Secondly, every additional “nine” (99%, 99.9%, 99.99%, etc.) will cost you more effort. Think about it: if you promised 99.99%, it allows you 0.01% of failures. Assuming your service has a constant traffic load, you can calculate that you can afford outages for just 60 sec * 60 min * 24 h * 30 days * 0.0001 / 60 sec = 4.3 minutes in a month! Be careful to promise lightspeed outage resolutions unless you are Stripe or Amazon.
Pause and think about the next question for at least 10 seconds; it is deeper than it sounds.
How do you choose the right SLO? Talk to clients! They will push it up to 100%, while your job is to push it down (using historical values or other considerations) to the value that doesn’t block your innovation: less room for failure means fewer features and experiments to play with.
Last beast: SLA
Service Level Agreements (SLA) are rules service owners will follow if they violate SLOs. These might include a complete blockage of new development, investing in testing, outage response practices, and—if agreed upon in a contract—even a financial penalty.
Outside of top tech companies, SLAs are quite rare because they require rigor and discipline to follow, but you can occasionally see them in critical product departments (e.g., Stripe card processing engine). But this is one of the reasons why those companies are big: they grew up by being adamant in their pursuit to make the customer experience uninterrupted and fast.
Summary
Product managers should keep in mind:
SLI is a metric, one of the 2–3 most important ones for a service from a client's perspective. If the client is not onboard, then this is not an SLI.
SLO is a health threshold of SLI (e.g., 99%, or 99.99%, etc)
SLA defines service owner obligations in case of an SLO breach
Defining the right SLIs/SLOs/SLAs for a service is hard, especially at the beginning, but it pays off because you do it once and then ensure that your tech team is accountable for keeping SLIs green.
Then, you as a PM can focus on core activities to drive innovation, which is exactly what you are here for.

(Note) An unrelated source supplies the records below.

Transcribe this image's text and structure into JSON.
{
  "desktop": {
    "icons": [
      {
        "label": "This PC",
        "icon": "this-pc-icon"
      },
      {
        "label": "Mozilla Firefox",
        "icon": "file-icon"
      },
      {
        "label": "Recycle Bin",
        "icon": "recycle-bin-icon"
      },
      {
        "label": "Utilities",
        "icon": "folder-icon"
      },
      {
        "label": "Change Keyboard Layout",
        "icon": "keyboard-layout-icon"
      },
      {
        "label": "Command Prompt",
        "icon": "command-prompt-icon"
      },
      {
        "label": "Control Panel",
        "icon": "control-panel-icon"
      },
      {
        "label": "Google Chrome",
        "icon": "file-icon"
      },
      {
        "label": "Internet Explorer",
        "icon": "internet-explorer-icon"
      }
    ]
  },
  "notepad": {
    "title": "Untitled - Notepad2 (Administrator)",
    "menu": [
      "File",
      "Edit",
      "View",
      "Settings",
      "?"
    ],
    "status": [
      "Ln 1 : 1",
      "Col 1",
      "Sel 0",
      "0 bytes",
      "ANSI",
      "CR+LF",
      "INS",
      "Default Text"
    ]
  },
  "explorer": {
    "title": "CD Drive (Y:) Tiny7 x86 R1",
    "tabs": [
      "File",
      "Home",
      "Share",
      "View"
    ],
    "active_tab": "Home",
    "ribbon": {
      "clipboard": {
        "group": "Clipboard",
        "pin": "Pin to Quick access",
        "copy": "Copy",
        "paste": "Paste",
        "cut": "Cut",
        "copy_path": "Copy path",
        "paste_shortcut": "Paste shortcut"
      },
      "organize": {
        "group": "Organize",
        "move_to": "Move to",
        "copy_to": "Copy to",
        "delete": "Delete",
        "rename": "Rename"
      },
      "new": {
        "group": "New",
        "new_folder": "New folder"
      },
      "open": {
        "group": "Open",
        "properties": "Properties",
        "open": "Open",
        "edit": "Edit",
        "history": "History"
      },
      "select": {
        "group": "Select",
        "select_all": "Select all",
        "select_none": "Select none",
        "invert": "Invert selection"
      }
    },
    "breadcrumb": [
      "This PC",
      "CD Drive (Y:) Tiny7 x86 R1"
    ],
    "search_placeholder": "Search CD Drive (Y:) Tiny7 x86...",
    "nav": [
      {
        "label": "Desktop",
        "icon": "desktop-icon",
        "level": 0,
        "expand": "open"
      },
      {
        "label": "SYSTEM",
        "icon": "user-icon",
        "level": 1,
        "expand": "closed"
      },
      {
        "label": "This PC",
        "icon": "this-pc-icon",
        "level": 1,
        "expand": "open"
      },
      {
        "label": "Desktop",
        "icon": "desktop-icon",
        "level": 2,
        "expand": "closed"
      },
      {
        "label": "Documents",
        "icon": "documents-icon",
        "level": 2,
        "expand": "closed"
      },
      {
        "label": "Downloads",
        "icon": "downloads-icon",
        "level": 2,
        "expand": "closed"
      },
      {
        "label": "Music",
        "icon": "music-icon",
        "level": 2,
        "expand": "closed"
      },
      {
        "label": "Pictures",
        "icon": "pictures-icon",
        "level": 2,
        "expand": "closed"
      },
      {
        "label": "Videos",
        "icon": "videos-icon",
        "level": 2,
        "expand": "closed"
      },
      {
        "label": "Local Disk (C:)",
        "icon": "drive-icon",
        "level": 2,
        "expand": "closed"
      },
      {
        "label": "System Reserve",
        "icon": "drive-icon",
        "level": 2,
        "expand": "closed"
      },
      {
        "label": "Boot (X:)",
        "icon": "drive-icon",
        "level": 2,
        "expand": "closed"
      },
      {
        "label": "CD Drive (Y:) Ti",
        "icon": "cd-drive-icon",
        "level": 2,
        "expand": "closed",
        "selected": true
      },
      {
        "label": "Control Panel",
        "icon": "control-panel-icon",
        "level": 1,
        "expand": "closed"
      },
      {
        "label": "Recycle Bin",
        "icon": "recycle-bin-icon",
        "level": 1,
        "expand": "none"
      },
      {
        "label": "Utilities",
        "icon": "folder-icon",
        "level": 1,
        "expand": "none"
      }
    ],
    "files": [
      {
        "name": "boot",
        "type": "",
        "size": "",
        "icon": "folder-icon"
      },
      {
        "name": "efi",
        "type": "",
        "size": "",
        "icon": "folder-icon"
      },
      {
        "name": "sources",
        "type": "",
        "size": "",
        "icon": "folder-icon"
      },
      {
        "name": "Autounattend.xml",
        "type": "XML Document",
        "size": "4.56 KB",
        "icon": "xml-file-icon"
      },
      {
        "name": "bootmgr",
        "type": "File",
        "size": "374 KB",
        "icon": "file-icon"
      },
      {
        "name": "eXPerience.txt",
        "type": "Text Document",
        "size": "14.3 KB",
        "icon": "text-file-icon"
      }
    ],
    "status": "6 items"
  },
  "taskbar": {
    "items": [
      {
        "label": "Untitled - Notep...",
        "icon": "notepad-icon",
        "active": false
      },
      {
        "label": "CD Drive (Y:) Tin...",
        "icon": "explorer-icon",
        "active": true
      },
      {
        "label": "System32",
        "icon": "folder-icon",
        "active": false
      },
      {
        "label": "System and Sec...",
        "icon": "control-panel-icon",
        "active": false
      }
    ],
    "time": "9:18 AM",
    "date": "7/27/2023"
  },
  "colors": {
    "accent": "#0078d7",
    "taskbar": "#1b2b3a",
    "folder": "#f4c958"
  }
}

If you want more practice on this topic, there are two lessons and 30+ practical tasks dedicated to SLIs/SLOs/SLAs in the “Tech for PMs” hands-on course (20% off for my subscribers). There is also a live version of it as a Maven cohort in June; join until 18th May for an early bird discount. I hope a 4.9 out of 5 rating from PMs from all over the world speaks for itself 🦾
Weekly challenge 🦾🤖
Quite a few of you asked whether we could bring back the weekly challenge. Let’s do it! I'll now give you a task on SLOs. If you want to solidify this Tech concept, you can answer in the comments and receive my feedback. In 5 days, I will add my own answer there.

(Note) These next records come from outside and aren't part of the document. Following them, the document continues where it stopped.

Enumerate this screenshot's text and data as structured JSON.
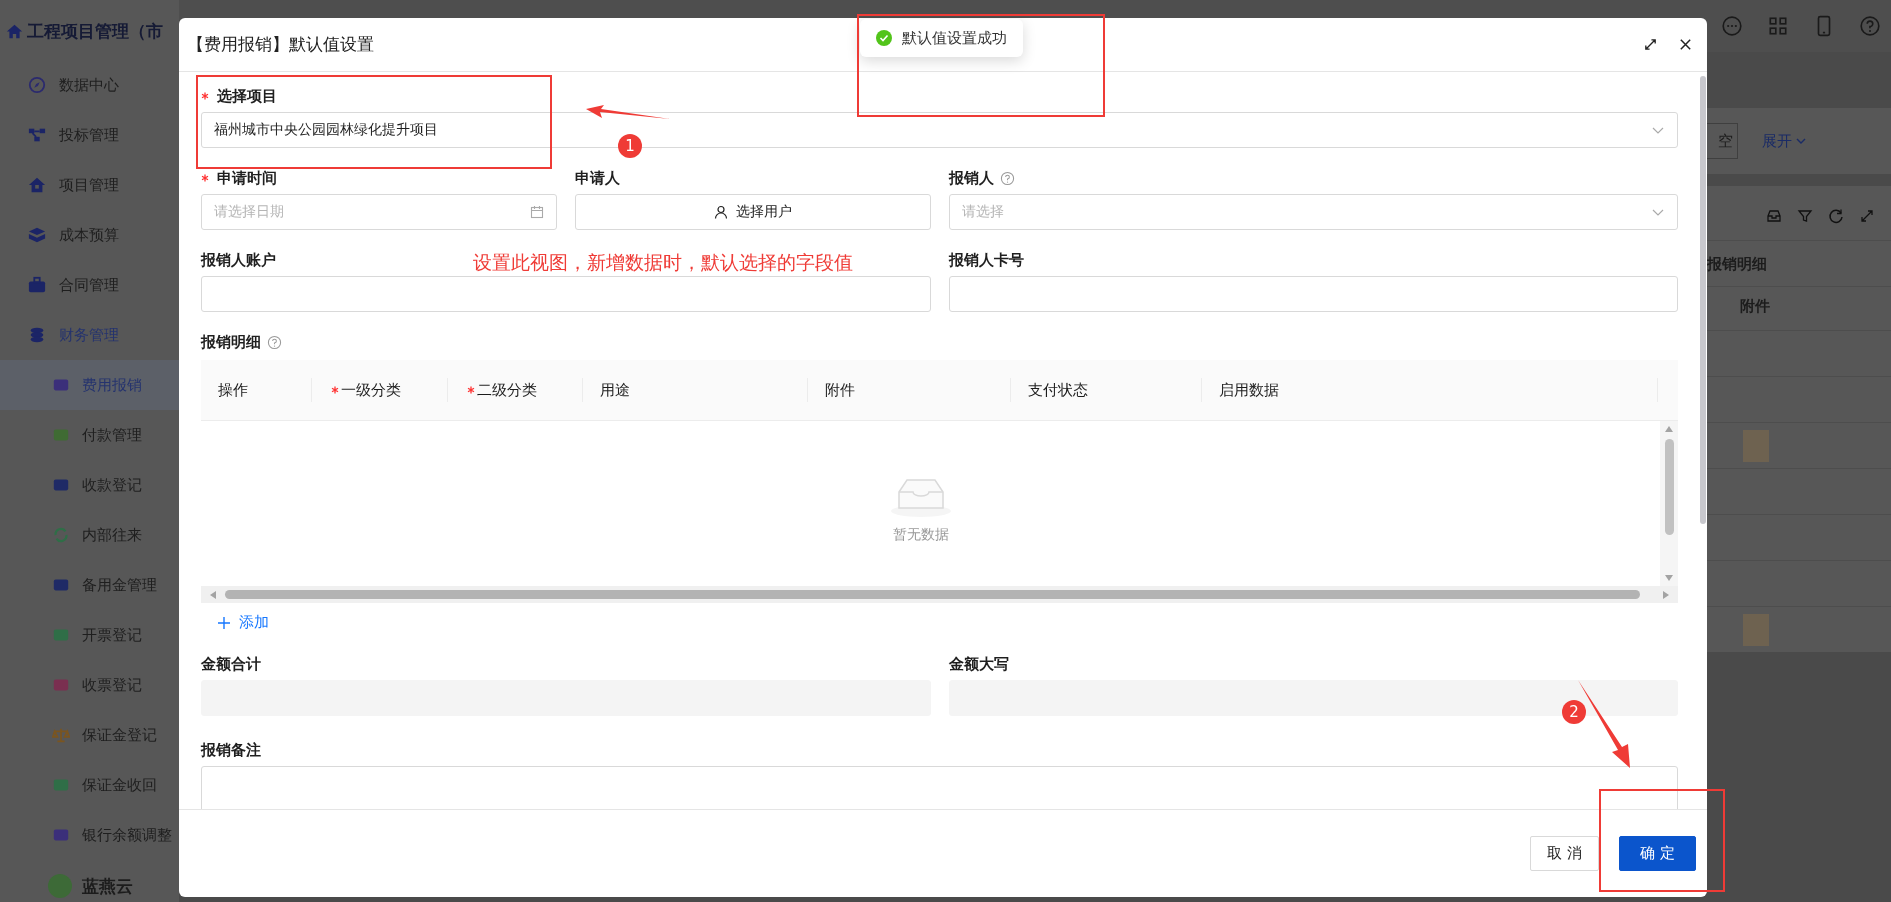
{
  "app": {
    "title": "工程项目管理（市",
    "sidebar": [
      {
        "label": "数据中心",
        "active": false
      },
      {
        "label": "投标管理",
        "active": false
      },
      {
        "label": "项目管理",
        "active": false
      },
      {
        "label": "成本预算",
        "active": false
      },
      {
        "label": "合同管理",
        "active": false
      },
      {
        "label": "财务管理",
        "active": true,
        "children": [
          {
            "label": "费用报销",
            "selected": true
          },
          {
            "label": "付款管理",
            "selected": false
          },
          {
            "label": "收款登记",
            "selected": false
          },
          {
            "label": "内部往来",
            "selected": false
          },
          {
            "label": "备用金管理",
            "selected": false
          },
          {
            "label": "开票登记",
            "selected": false
          },
          {
            "label": "收票登记",
            "selected": false
          },
          {
            "label": "保证金登记",
            "selected": false
          },
          {
            "label": "保证金收回",
            "selected": false
          },
          {
            "label": "银行余额调整",
            "selected": false
          }
        ]
      }
    ],
    "user": {
      "name": "蓝燕云"
    },
    "filter": {
      "reset_button": "空",
      "expand_link": "展开"
    },
    "table": {
      "group_header": "报销明细",
      "columns": [
        "附件"
      ]
    }
  },
  "dialog": {
    "title": "【费用报销】默认值设置",
    "fields_top": [
      [
        {
          "label": "选择项目",
          "required": true,
          "help": false,
          "kind": "select",
          "value": "福州城市中央公园园林绿化提升项目"
        }
      ],
      [
        {
          "label": "申请时间",
          "required": true,
          "help": false,
          "kind": "date",
          "placeholder": "请选择日期"
        },
        {
          "label": "申请人",
          "required": false,
          "help": false,
          "kind": "user",
          "value": "选择用户"
        },
        {
          "label": "报销人",
          "required": false,
          "help": true,
          "kind": "select",
          "placeholder": "请选择"
        }
      ],
      [
        {
          "label": "报销人账户",
          "required": false,
          "help": false,
          "kind": "input"
        },
        {
          "label": "报销人卡号",
          "required": false,
          "help": false,
          "kind": "input"
        }
      ]
    ],
    "detail": {
      "label": "报销明细",
      "help": true,
      "columns": [
        {
          "label": "操作",
          "required": false
        },
        {
          "label": "一级分类",
          "required": true
        },
        {
          "label": "二级分类",
          "required": true
        },
        {
          "label": "用途",
          "required": false
        },
        {
          "label": "附件",
          "required": false
        },
        {
          "label": "支付状态",
          "required": false
        },
        {
          "label": "启用数据",
          "required": false
        }
      ],
      "empty_text": "暂无数据",
      "add_button": "添加"
    },
    "fields_bottom": [
      [
        {
          "label": "金额合计",
          "required": false,
          "help": false,
          "kind": "readonly"
        },
        {
          "label": "金额大写",
          "required": false,
          "help": false,
          "kind": "readonly"
        }
      ],
      [
        {
          "label": "报销备注",
          "required": false,
          "help": false,
          "kind": "textarea"
        }
      ]
    ],
    "buttons": [
      {
        "label": "取 消",
        "kind": "default"
      },
      {
        "label": "确 定",
        "kind": "primary"
      }
    ]
  },
  "toast": {
    "text": "默认值设置成功"
  },
  "annotations": {
    "note": "设置此视图，新增数据时，默认选择的字段值",
    "markers": [
      "1",
      "2"
    ]
  }
}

To make it more interesting, the author of the best answer will get one of the ProductDo mini-simulators (“SQL for PMs”, “ML basics for PMs”, “Product Planning: sprints, OKRs, vision” and “Product Discovery: JTBD, MVP, Unit Economy”) worth ±100$ for free.
The challenge: Imagine you are a PM in a service that sends SMS to any telephone number around the world (you can google “sms API” to see that there are plenty of these). Big and small businesses call your service thouthands times per day. Some send marketing SMS, others send confirmation ones, others - verification (e.g., account verification) and so on. How would you go about defining SLIs/SLOs for a service with such a diverse set of clients?
The answer to the weekly challnege is to introduce a "priority" parameter and make a graded OKR, e.g.:
- For prio=1 messages, latency SLO is 99.9% < 10 sec (e.g., for security SMSs)
- For prio=2 messages, latency SLO is 99% < 60 sec (e.g,. for transactional SMSs)
- For prio=3 messages, the latency SLO is 90% < 600 sec (e.g., for marketing SMSs)
In this case, PM should ensure that not all clients get themselves priority one ranks, otherwise the graded SLO loses its purpose.